La nuova immagine è chiara, coerente ed ha perfettamente senso per noi: invece di due improbabili "serpenti" che ingoiano due teste umane, essa rappresenta due elefanti ben riconoscibili, del tipo indiano, con la proboscide alzata, che fanno da sfondo a due "Dei". Questa era, con tutta probabilità, l'immagine rappresentata nel modello che lo scultore della "Pietra del Sole" stava ricopiando. Era un'immagine, però, che non poteva avere senso per un azteca, il quale non conosceva nulla che assomigliasse ad un elefante. Quindi, egli dovette cambiare alcuni dettagli, in modo da ottenere una rappresentazione che avesse senso per lui.

"Un marchio di fabbrica" costituito da due "dei" con sullo sfondo due elefanti, da dove mai può venire? La prima risposta che viene in mente è dal sud-est asiatico, India o Indocina. La civiltà indiana possedeva conoscenze molto avanzate nel campo dell'astronomia e della matematica ed era in grado di costruire congegni meccanici piuttosto complicati e ha lasciato numeri sacri collegati al ciclo dei 128 anni. Ma non abbiamo prove che fosse in grado di costruire meccanismi del genere, né che avesse mai elaborato un calendario sul tipo di quello centroamericano, basato sull'unità di misura naturale del tempo. Fra l'altro non ci sono prove che abbia mai avuto contatti con l'America.

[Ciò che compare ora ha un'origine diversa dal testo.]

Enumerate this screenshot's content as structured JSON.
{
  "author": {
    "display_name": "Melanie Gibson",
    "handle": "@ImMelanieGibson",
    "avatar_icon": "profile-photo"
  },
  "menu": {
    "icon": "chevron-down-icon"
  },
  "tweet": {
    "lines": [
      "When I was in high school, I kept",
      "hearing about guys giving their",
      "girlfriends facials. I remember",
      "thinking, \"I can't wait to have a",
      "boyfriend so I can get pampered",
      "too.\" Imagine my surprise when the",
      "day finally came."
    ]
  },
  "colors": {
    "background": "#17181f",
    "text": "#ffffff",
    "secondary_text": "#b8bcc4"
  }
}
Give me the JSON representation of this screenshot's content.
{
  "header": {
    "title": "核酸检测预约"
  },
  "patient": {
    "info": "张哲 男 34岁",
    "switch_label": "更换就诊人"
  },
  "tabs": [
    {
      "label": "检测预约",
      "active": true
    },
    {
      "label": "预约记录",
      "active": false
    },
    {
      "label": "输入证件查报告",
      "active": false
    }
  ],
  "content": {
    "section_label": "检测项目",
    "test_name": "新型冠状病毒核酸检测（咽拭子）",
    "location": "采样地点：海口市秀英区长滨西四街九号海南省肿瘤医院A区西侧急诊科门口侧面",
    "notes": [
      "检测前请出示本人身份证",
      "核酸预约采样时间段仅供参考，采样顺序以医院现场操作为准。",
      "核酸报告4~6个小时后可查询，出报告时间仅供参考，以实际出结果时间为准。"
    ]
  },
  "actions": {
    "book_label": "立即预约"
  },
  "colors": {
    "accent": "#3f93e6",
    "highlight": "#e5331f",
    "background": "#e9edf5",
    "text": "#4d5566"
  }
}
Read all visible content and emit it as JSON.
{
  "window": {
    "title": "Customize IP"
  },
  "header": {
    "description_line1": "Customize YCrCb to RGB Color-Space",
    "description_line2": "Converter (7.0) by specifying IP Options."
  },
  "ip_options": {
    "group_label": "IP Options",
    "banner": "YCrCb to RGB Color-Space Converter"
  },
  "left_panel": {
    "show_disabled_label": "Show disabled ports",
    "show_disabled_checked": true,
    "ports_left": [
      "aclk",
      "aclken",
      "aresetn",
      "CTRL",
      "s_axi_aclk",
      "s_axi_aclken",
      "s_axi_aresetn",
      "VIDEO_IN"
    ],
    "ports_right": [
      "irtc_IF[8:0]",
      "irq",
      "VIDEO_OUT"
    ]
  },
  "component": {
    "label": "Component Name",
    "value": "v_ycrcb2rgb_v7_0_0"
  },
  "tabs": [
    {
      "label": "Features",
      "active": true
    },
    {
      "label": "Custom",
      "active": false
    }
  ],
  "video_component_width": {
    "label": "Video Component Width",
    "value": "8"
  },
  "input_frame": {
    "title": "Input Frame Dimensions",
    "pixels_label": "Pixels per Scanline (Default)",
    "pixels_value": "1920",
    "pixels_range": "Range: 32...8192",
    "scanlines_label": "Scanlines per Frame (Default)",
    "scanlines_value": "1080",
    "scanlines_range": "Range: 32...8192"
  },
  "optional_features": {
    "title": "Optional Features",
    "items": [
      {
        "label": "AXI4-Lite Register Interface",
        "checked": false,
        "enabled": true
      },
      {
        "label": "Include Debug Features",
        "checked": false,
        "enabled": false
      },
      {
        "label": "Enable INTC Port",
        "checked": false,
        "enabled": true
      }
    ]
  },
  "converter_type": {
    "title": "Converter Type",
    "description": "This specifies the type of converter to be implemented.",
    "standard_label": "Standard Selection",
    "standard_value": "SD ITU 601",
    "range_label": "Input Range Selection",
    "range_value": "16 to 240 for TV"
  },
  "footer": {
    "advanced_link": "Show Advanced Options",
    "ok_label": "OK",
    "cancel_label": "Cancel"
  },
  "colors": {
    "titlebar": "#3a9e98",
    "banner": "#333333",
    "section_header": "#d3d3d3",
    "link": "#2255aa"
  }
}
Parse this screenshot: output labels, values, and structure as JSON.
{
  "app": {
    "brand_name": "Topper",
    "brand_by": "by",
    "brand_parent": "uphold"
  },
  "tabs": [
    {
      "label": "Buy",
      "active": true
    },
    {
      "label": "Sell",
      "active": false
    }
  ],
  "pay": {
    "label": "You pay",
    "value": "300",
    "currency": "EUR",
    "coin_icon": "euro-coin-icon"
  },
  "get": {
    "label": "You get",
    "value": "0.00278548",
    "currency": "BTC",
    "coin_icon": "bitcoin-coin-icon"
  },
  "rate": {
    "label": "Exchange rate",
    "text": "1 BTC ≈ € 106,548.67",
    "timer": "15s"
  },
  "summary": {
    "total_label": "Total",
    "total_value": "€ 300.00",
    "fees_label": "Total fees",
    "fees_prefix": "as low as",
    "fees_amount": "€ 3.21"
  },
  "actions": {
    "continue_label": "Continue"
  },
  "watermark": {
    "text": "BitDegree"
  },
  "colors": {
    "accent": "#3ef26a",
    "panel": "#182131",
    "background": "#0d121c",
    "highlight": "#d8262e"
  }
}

L'India, però, non è il solo posto dove esistessero nei tempi antichi elefanti del tipo rappresentato nella Pietra del Sole. Un fatto a cui viene data poca pubblicità dagli studiosi è che anche in Sud America esistevano elefanti fino alla fine del Pleistocene, circa 11.500 anni fa. Non si trattava di mammuth, che erano diffusi nel nord America ed in tutta l'Asia e l'Europa. Erano veri e propri elefanti, di aspetto simile a quello indiano, da cui però gli scienziati tengono a distinguerli, chiamandoli col nome di "mastodonti".
Di dove venissero non si sa; sta di fatto che le loro ossa si trovano ovunque, anche in relazione con l'uomo, come nel famoso sito archeologico di Monte Verde, in Cile, i cui occupanti vivevano 12.500 anni fa proprio cacciando il mastodonte. Elefanti e antiche civiltà misteriose fanno del Sud America un candidato più convincente dell'India come luogo d'origine del calendario meccanico azteca. Ma in tal caso la data si sposta a prima della fine del Pleistocene, quando i mastodonti scomparvero dal Sud America. La stessa epoca in cui Platone sostiene esistesse Atlantide. Anche quest'isola, la patria per eccellenza degli "dei", a detta di Platone pullulava di elefanti, al punto che se dovessimo immaginare un "marchio" per l'Atlantide, quello rappresentato dalla Pietra del Sole sarebbe tra i più indicati e suggestivi. L'orologio meccanico riprodotto sulla pietra dall'ignoto scultore azteco era un prodotto di quella civiltà, costruito per misurare i millenni, con materiali in grado di durare per tutto il tempo necessario.
Sarebbe quindi Atlantide la misteriosa e antichissima civiltà che per prima ha misurato la lunghezza dell'anno solare con una precisione della quarta cifra decimale e che ha concepito quelle unità di misura del tempo da cui sono derivati i calendari ed i sistemi numerici di tutto il mondo antico.